The accusation that the Gallaudet authorities were ‘deaf in the mind’ implies no malevolence, but rather a misdirected paternalism, which, deaf people feel, is anything but benign—based as it is on pity and condescension, and on an implicit view of them as ‘incompetent,’ if not diseased. Special objection has been made to some of the doctors involved in Gallaudet’s affairs, who, it is felt, tend to see the deaf merely as having diseased ears and not as whole people adapted to another sensory mode. In general, it is felt this offensive benevolence hinges on a value judgment by the hearing, their saying: ‘We know what is best for you. Let
us
handle things,’ whether this is in response to the choice of language (allowing, or not allowing, Sign), or in judging capacities for education or jobs. It is still sometimes felt, or again felt—after the more spacious opportunities offered in the mid-nineteenth century—that deaf people should be printers, or work in the post office, do ‘humble’ jobs and not aspire to higher education. The deaf, in other words, felt they were being dictated to, that they were being treated as children. Bob Johnson told me a typical story:

It’s been my impression, after having been here for several years, that the Gallaudet faculty and staff treat students as pets. One student, for example, went to the Outreach office; they had announced there would be an opportunity to practice interviewing for jobs. The idea was to sign up for a genuine interview and learn how to do it. So he went and put his name on a list. The next day a woman from the Outreach office called and told him she had set up the interview, had found an interpreter, had set up the time, had arranged for a car to take him…and she couldn’t understand why he got mad at her. He told her, ‘The reason I was doing this was so that I could learn how to call the person, and learn how to get the car, and learn how to get the interpreter, and you’re doing it for me. That’s not what I want here.’ That’s the meat of the issue.
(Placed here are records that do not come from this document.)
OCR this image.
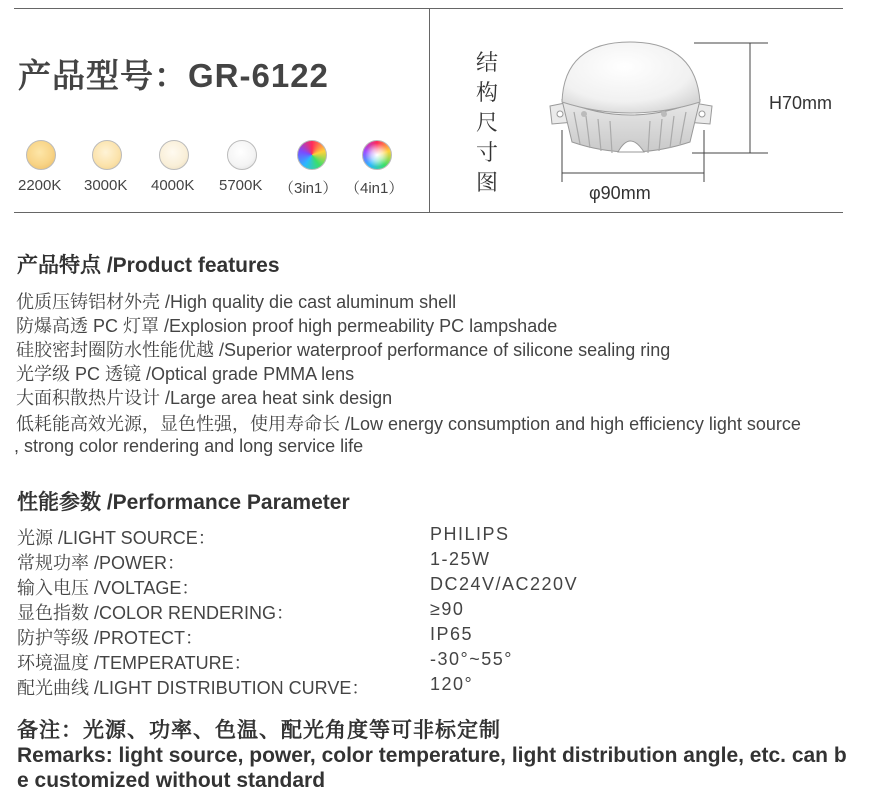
产品型号：GR-6122
2200K 3000K 4000K 5700K （3in1） （4in1）
结构尺寸图
H70mm
φ90mm
产品特点 /Product features
优质压铸铝材外壳 /High quality die cast aluminum shell
防爆高透 PC 灯罩 /Explosion proof high permeability PC lampshade
硅胶密封圈防水性能优越 /Superior waterproof performance of silicone sealing ring
光学级 PC 透镜 /Optical grade PMMA lens
大面积散热片设计 /Large area heat sink design
低耗能高效光源，显色性强，使用寿命长 /Low energy consumption and high efficiency light source
, strong color rendering and long service life
性能参数 /Performance Parameter
光源 /LIGHT SOURCE：	PHILIPS
常规功率 /POWER：	1-25W
输入电压 /VOLTAGE：	DC24V/AC220V
显色指数 /COLOR RENDERING：	≥90
防护等级 /PROTECT：	IP65
环境温度 /TEMPERATURE：	-30°~55°
配光曲线 /LIGHT DISTRIBUTION CURVE：	120°
备注：光源、功率、色温、配光角度等可非标定制
Remarks: light source, power, color temperature, light distribution angle, etc. can be customized without standard
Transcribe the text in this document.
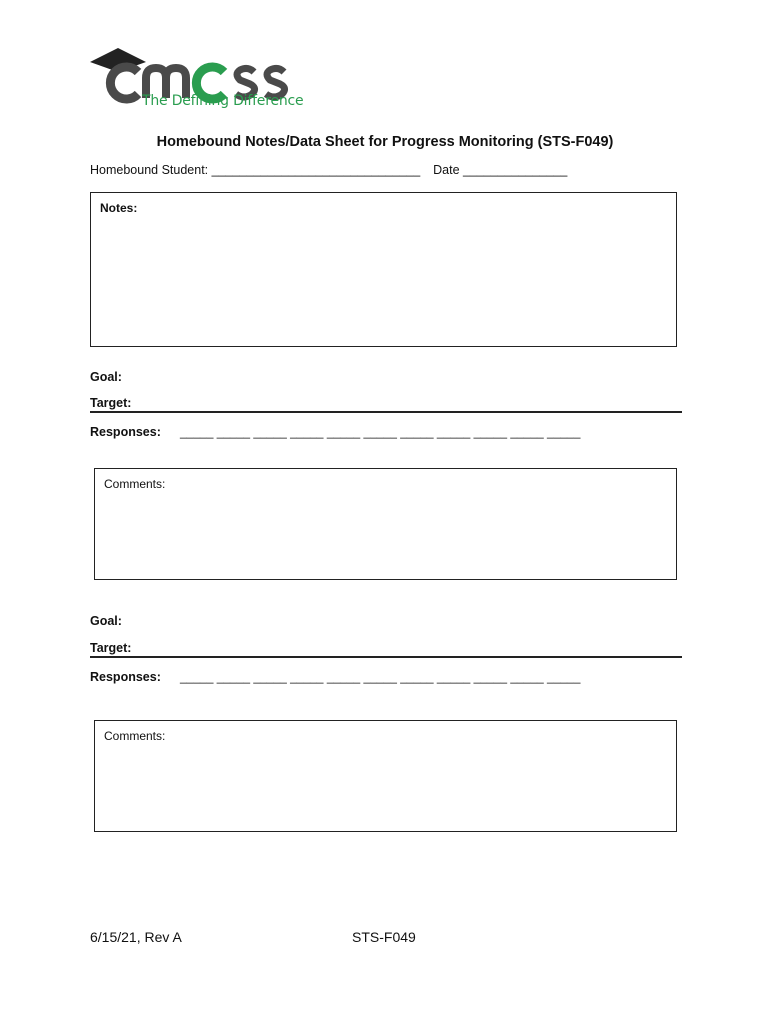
The Defining Difference
Homebound Notes/Data Sheet for Progress Monitoring (STS-F049)
Homebound Student: ______________________________ Date _______________
Notes:
Goal:
Target:
Responses: _____ _____ _____ _____ _____ _____ _____ _____ _____ _____ _____
Comments:
Goal:
Target:
Responses: _____ _____ _____ _____ _____ _____ _____ _____ _____ _____ _____
Comments:
6/15/21, Rev A	STS-F049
Far from being childlike or incompetent, as they were ‘supposed’ to be (and so often they supposed themselves to be), the students at Gallaudet showed high competence in managing the March revolt. This impressed me especially when I wandered into the communications room, the nerve-center of Gallaudet during the strike, with its central office filled with TTY-equipped telephones.
165

165. It should not be thought that even the most avid signer is against other modes of communication when necessary. Life for deaf people has been altered immensely by various technical devices in the past twenty years, such as closed captioned TV, and teletypewriters (TTY; now TDD, or telecommunication devices for the deaf)—devices that would have delighted Alexander Graham Bell (who had originally invented the telephone, partly, as an aid for the deaf). The 1988 strike at Gallaudet could hardly have got going without such devices, which the students exploited brilliantly.

And yet TTYs have a negative side, too. Before they were widely available, fifteen years ago, deaf people went to great lengths to meet each other—they would constantly visit each other’s homes, and would go regularly to their local deaf club. These were the only chances to talk with other deaf people; this constant visiting or meeting at clubs formed vital links which bound the deaf community into a close physical whole. Now, with TTYs (in Japan, faxes are used), there is much less actual visiting among the deaf; deaf clubs are starting to be deserted and empty; and a new, worrying tenuity has set in. It may be that TTYs (and closed captions or signed programs on television) give deaf people the sense of being together in an electronic village—but an electronic village is not like a real one, and the downfall of visiting and going to clubs is not readily reversed.